From the Place Rosetti came the tolling of a church bell. Its sound echoed through the alleys, and stony-faced men in black suits hurried towards the funeral. Now and again, kids on mopeds came roaring through the alleys, making the shoppers leap into doorways. Sometimes there came cars, inch by inch, the drivers eyeing the scarred walls where so many bright-coloured vehicles had left samples of their paint. I reached the boulevard Jean Jaurès, which used to be the moat of the fortified medieval town, and is now fast becoming the world’s largest car park. There I turned, to continue along the alleys that form the perimeter of the old town. Behind me a white BMW was threading through the piles of oranges and stalls of charcuterie with only a fraction to spare. Twice the driver hooted, and on the third time I turned to glare.
‘Claude!’ I said.
‘Charles!’ said the driver. ‘I knew it was you.’

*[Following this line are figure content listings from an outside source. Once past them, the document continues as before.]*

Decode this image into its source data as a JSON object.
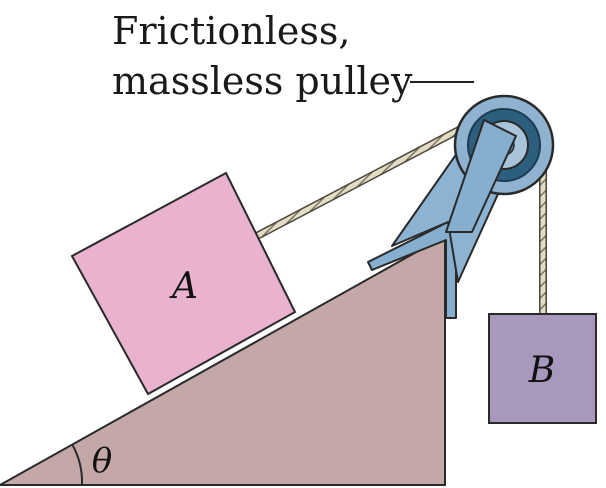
{
  "caption": {
    "line1": "Frictionless,",
    "line2": "massless pulley"
  },
  "labels": {
    "block_a": "A",
    "block_b": "B",
    "angle": "θ"
  },
  "colors": {
    "incline": "#c4a8a8",
    "block_a": "#e9b2cf",
    "block_b": "#a898bc",
    "pulley_outer": "#8eb2cf",
    "pulley_ring": "#2c5f7e",
    "pulley_hub": "#a9c3d8",
    "bracket": "#86aece",
    "rope": "#d6d0b9",
    "outline": "#2a2a2a"
  }
}
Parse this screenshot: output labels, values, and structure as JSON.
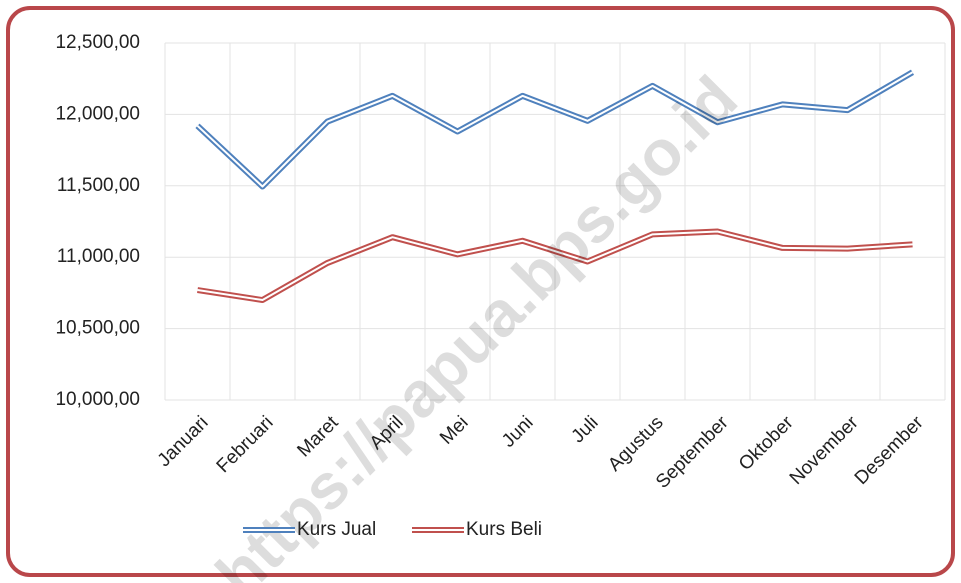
{
  "chart_data": {
    "type": "line",
    "categories": [
      "Januari",
      "Februari",
      "Maret",
      "April",
      "Mei",
      "Juni",
      "Juli",
      "Agustus",
      "September",
      "Oktober",
      "November",
      "Desember"
    ],
    "series": [
      {
        "name": "Kurs Jual",
        "color": "#4f81bd",
        "values": [
          11920,
          11495,
          11950,
          12130,
          11880,
          12130,
          11955,
          12200,
          11945,
          12070,
          12030,
          12295
        ]
      },
      {
        "name": "Kurs Beli",
        "color": "#c0504d",
        "values": [
          10770,
          10700,
          10960,
          11140,
          11020,
          11115,
          10970,
          11160,
          11180,
          11065,
          11060,
          11090
        ]
      }
    ],
    "ylim": [
      10000,
      12500
    ],
    "yticks": [
      {
        "value": 10000,
        "label": "10,000,00"
      },
      {
        "value": 10500,
        "label": "10,500,00"
      },
      {
        "value": 11000,
        "label": "11,000,00"
      },
      {
        "value": 11500,
        "label": "11,500,00"
      },
      {
        "value": 12000,
        "label": "12,000,00"
      },
      {
        "value": 12500,
        "label": "12,500,00"
      }
    ],
    "grid": true,
    "watermark": "https://papua.bps.go.id"
  }
}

Claude had become quite bald. His face had reddened, perhaps from the weather, the wine or blood pressure. Or perhaps all three. But there was no mistaking the man. He still had the same infectious grin and the same piercing blue eyes. He wound the window down. ‘How are you? How long have you been in Nice? It’s early for a holiday, isn’t it?’ He drove on slowly. At the corner it was wide enough for him to open the passenger door. I got into the car alongside him. ‘The legal business looks like it’s flourishing,’ I said. I was fishing, for I had no way of knowing if the cheerful law student whom we called Claude l’avocat was still connected with the legal profession.